In praise of nothing, or the politics of not-to.

In praise of nothing, or the politics of not-to.
©atelier local
This project is the first built work by atelier local, which was thought as a manifest/prototype to address the renovation of already existing cities.

atelier local
Valongo, Portugal
Team members
João Paupério
Maria Rebelo
Field of work
Project category
Project submitted

Atelier local is an architecture studio founded in 2019 by João Paupério (1992) and Maria Rebelo (1991), in Valongo. As a matter of circumstances, the atelier's professional practice has mainly been focused on the renovation of single-family dwellings, but also on a broader reflection on collective housing. Whether through participation in collective housing competitions or through theoretical research focused on previous public housing programmes, the atelier has developed a particular interest in the role these have played in the urban political ecology framing the construction of contemporary urban peripheries. In addition to architectural design, the founders of the studio regularly develop written reflection, having published essays in magazines and journals such as Plot (Argentina), lieuxdits (Belgium), Ark and PianoB (Italy), Engawa (Spain), Failed Architecture (Netherlands), Trans (Switzerland), Psiax, ArteCapital or Punkto (Portugal).

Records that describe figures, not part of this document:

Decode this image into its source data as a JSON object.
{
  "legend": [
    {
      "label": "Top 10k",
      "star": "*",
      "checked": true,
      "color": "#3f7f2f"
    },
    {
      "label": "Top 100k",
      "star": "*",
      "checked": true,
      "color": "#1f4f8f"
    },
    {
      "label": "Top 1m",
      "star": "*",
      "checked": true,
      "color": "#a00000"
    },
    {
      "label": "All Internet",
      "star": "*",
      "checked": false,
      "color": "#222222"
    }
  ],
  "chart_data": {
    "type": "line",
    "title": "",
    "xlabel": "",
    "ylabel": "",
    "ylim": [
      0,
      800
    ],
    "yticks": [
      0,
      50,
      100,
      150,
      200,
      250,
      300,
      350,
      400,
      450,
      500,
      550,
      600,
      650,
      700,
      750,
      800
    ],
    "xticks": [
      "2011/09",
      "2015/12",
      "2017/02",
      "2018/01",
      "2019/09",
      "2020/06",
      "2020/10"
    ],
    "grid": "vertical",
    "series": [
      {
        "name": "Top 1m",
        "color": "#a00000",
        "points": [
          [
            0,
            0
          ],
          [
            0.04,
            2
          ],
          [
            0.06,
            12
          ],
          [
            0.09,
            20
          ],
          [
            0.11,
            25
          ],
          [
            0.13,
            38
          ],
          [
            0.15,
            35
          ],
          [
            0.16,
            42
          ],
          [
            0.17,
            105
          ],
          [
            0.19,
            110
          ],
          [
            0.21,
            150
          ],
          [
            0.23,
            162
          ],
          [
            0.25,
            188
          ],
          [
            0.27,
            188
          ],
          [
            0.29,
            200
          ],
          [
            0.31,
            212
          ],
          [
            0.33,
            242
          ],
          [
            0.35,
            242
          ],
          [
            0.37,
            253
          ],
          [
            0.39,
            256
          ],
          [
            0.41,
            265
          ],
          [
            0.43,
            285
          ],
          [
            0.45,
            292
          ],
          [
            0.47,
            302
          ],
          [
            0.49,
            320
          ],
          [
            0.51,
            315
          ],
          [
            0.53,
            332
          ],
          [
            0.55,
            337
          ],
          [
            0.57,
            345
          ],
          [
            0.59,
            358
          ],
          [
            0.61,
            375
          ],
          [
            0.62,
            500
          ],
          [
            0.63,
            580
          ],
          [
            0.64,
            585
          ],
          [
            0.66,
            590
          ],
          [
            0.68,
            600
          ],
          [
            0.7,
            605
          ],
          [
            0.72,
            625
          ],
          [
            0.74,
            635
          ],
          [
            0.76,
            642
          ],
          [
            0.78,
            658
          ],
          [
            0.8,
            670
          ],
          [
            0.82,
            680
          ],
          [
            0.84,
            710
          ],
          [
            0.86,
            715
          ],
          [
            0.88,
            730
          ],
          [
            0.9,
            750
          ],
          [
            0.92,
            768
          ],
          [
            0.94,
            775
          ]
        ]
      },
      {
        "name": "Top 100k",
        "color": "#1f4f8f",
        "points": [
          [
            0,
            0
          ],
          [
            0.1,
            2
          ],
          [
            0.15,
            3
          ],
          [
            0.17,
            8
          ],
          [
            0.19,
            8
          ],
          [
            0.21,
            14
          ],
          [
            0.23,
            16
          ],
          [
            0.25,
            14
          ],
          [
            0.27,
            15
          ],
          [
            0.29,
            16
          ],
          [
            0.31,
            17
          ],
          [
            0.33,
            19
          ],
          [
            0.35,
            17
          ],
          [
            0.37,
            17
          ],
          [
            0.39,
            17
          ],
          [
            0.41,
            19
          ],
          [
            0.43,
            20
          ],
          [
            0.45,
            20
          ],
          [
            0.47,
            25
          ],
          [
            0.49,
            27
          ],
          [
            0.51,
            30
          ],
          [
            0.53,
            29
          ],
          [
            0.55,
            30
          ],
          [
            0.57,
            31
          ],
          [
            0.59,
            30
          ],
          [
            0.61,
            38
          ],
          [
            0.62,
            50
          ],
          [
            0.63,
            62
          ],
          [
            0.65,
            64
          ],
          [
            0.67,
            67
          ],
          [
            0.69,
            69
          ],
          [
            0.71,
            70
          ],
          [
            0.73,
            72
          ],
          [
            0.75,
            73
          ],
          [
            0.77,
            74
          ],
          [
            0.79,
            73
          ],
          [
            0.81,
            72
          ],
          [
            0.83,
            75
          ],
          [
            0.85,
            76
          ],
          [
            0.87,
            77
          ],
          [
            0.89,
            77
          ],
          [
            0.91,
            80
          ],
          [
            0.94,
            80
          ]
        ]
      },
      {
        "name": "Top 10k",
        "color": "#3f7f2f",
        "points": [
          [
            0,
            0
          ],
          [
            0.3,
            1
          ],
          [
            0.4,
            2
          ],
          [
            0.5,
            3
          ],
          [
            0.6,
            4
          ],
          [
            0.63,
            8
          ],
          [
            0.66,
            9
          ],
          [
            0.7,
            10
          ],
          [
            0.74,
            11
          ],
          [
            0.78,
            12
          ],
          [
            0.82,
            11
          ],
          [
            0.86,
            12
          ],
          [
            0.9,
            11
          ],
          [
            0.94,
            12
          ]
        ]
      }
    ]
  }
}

Together with Ana Catarina Costa & Francisco Ascensão, they also integrate the coordination team of a research project titled "An archaeology of Utopia" which aims to map and reflect upon the housing neighborhoods built during the Portuguese Revolution (1974-75) by the SAAL programme. Recently, the first two houses refurbished by the atelier have been respectively awarded an honorable mention (2nd prize) in the MGD prize for young architects by the Portuguese Order of Architects and a selection for the Open-House Porto 2023.
Both Maria and João are architects graduated from the University of Porto (FAUP) and have previously worked for Baukunst (Brussels). Maria has also worked as an architect for Atelier da Bouça (Porto). João is currently a PhD candidate and researcher at CEAU-FAUP, as a grantee of Fundação para a Ciência e Tecnologia. Recently, they have been invited to present their work or that of the studio at ISCTE (Lisbon), the University of Évora and the Institute of Philosophy of Universidade Nova (Lisbon).

Our proposal consists in a short presentation of our very first project for a house. In their short manifesto “Il fera beau demain” (1995), Anne Lacaton & Jean-Phillipe Vassal issued a warning to those who design and build today: “one deprives oneself of extra-ordinary architecture for the sake of a little of bourgeois comfort”. Against that, the refurbishment of this bicentenary house rehearses a kind of anti-aspirational aesthetics. In it there are no en-suite nor master bedrooms; there are no deluxe finishings, walk-in closets or built-in wardrobes; there is no idyllic garden (but rather a productive one); there are no predetermined functions, no etiquette nor a conventional domestic protocol. The house has been emptied of everything superfluous, except for what from our perspective was considered indispensable: the fundamental infrastructure for basic human needs (a kitchen and a bathroom) and a series of useless rooms difficult to name.
These new volumes have been constructed in pine wood, marine plywood and water-repellent MDF, for durability. From a plastic point of view, the colours reflect the expression of materials themselves. The floors were levelled with the spoils of demolished walls and a hand-smoothed screed, exposed and finished with only a thin layer of wax. Where possible, granite and slate walls were left visible. The existing timber structure was replaced only where unavoidable for safety reasons. An effort was made to maintain everything that was possible, adopting the option of "not-making" as a methodological premise.
For those who are open to that possibility, this house may operate as a manifesto itself. Which for those who live in the most “developed” countries may only be understood from the following assumption: everything we need is already there. Among voids and ruins, each and every wall is a potential house, school, hospital or factory. It is up to us to reoccupy, redistribute, reinvent and refurbish them via political engagement.